L’écrivain André Borel d’Hauterive s’est un jour essayé une taxonomie des mangeurs : le gastronome (apprécie la bonne nourriture et le bon vin et y participe raisonnablement), le gourmand (préfère la quantité à la qualité), le friand (a la dent sucrée), le goinfre (mange avec enthousiasme à l’excès), le ventru (« fait de son estomac un Dieu »), le glouton (le dessert arrive et il n’a aucune idée de ce qu’il a mangé), le goulu (le dessert arrive et il n’a aucune idée de ce qu’il a mangé).

Les amateurs de buffet peuvent appartenir à l’une de ces catégories, mais quand ils choisissent une démarche, il sont nécessairement obligé de penser aux avantages logistiques. Il y a des concurrents à évaluer, des manœuvres à envisager, des itinéraires à cartographier. Je me suis souvenu d’un livre de jeu de football en étudiant une brochure qui présentait une vue à vol d’oiseau des Grands Buffets, avec des flèches indiquant divers comptoirs (« Ice Cream Shop », « 9 Kinds of Ham »). Si une journée à Disneyland consiste à éviter les files d’attente, un repas aux Grands Buffets est un exercice d’optimisation des calories. Certains amateurs de buffet experts ne jurent que par les produits les plus chers ou en assemblant une « assiette de dégustation d’introduction ». D’autres mettent en garde contre le fait de maximiser les glucides. Un tacticien de Reddit écrit : « Ne prenez JAMAIS un seul morceau de nourriture avant d’avoir effectué un balayage de reconnaissance préliminaire de l’ensemble du buffet. Inutile de faire le plein de poitrines de poulet frites quand il y a une station de découpe de côtes de bœuf à la fin ».

Les Grands Buffets s’enorgueillissent de ne jamais être à court de rien.
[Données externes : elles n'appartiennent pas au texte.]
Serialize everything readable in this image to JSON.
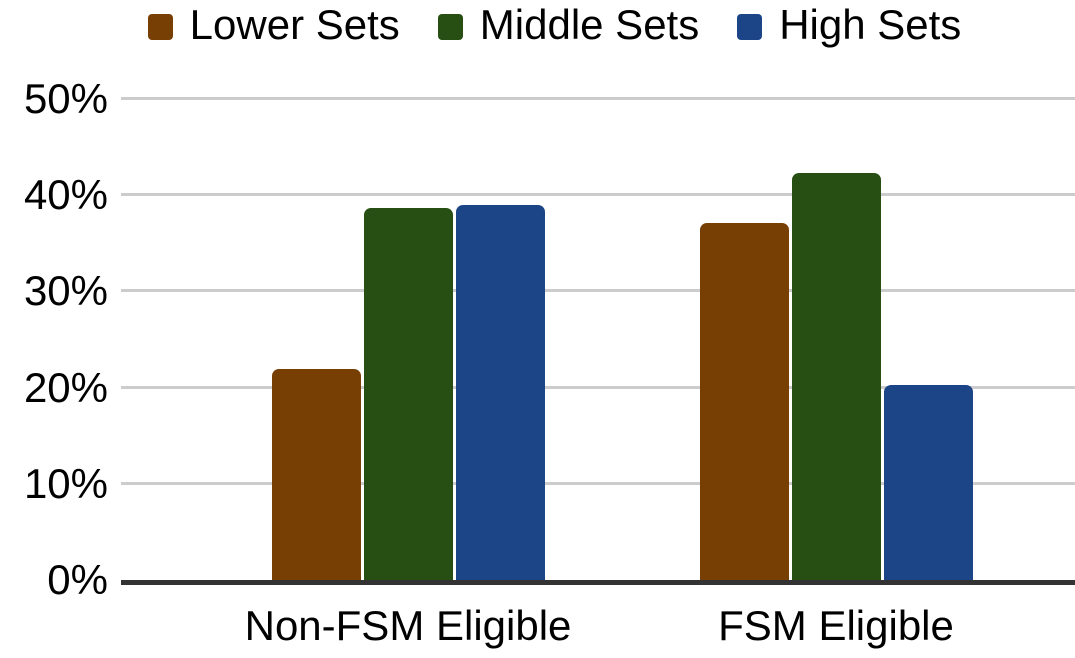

Dans le même temps, le restaurant affirme produire peu de déchets. « Nous savons au gramme près combien allouer à chaque client », m’a dit Pierre Cavalier, le directeur général. « Le foie gras, par exemple, ce n’est pas cinquante ou cinquante et un, c’est précisément quarante-huit grammes ! » Le client moyen, a-t-il poursuivi, consomme 1,3 huîtres et 7,4 assiettes. (Il a ajouté que les restes servent aux repas du personnel pour les deux cents employés du restaurant.) Une fois, alors que le stock de crevettes baissait dangereusement, Cavalier a sauté dans sa voiture et s’est précipité chez le poissonnier local pour en obtenir davantage. « Sans regarder le prix, j’ai acheté tout ce qu’ils avaient », se souvient-il. « Les convives ont eu de la chance ce jour-là. »

L’atmosphère aux Grands Buffets est calme et même respectueuse. Pourtant, les stratagèmes abondent. J’ai vu une famille multigénérationnelle réunie autour d’une table remplie d’assiettes contenant chacune un seul aliment : rillettes, saucisson, pâté en croûte, œufs mimosa, crudités bio. Leurs postures étaient détendues et la conversation était fluide, tout comme le champagne à vingt-cinq euros. Je me suis rendu compte qu’ils avaient décidé de mettre en place un apéro – l’équivalent français de l’apéro, sauf qu’il dure souvent beaucoup plus longtemps – comme ils l’auraient fait à la maison. De temps en temps, quelqu’un mettait une tomate cerise dans la bouche.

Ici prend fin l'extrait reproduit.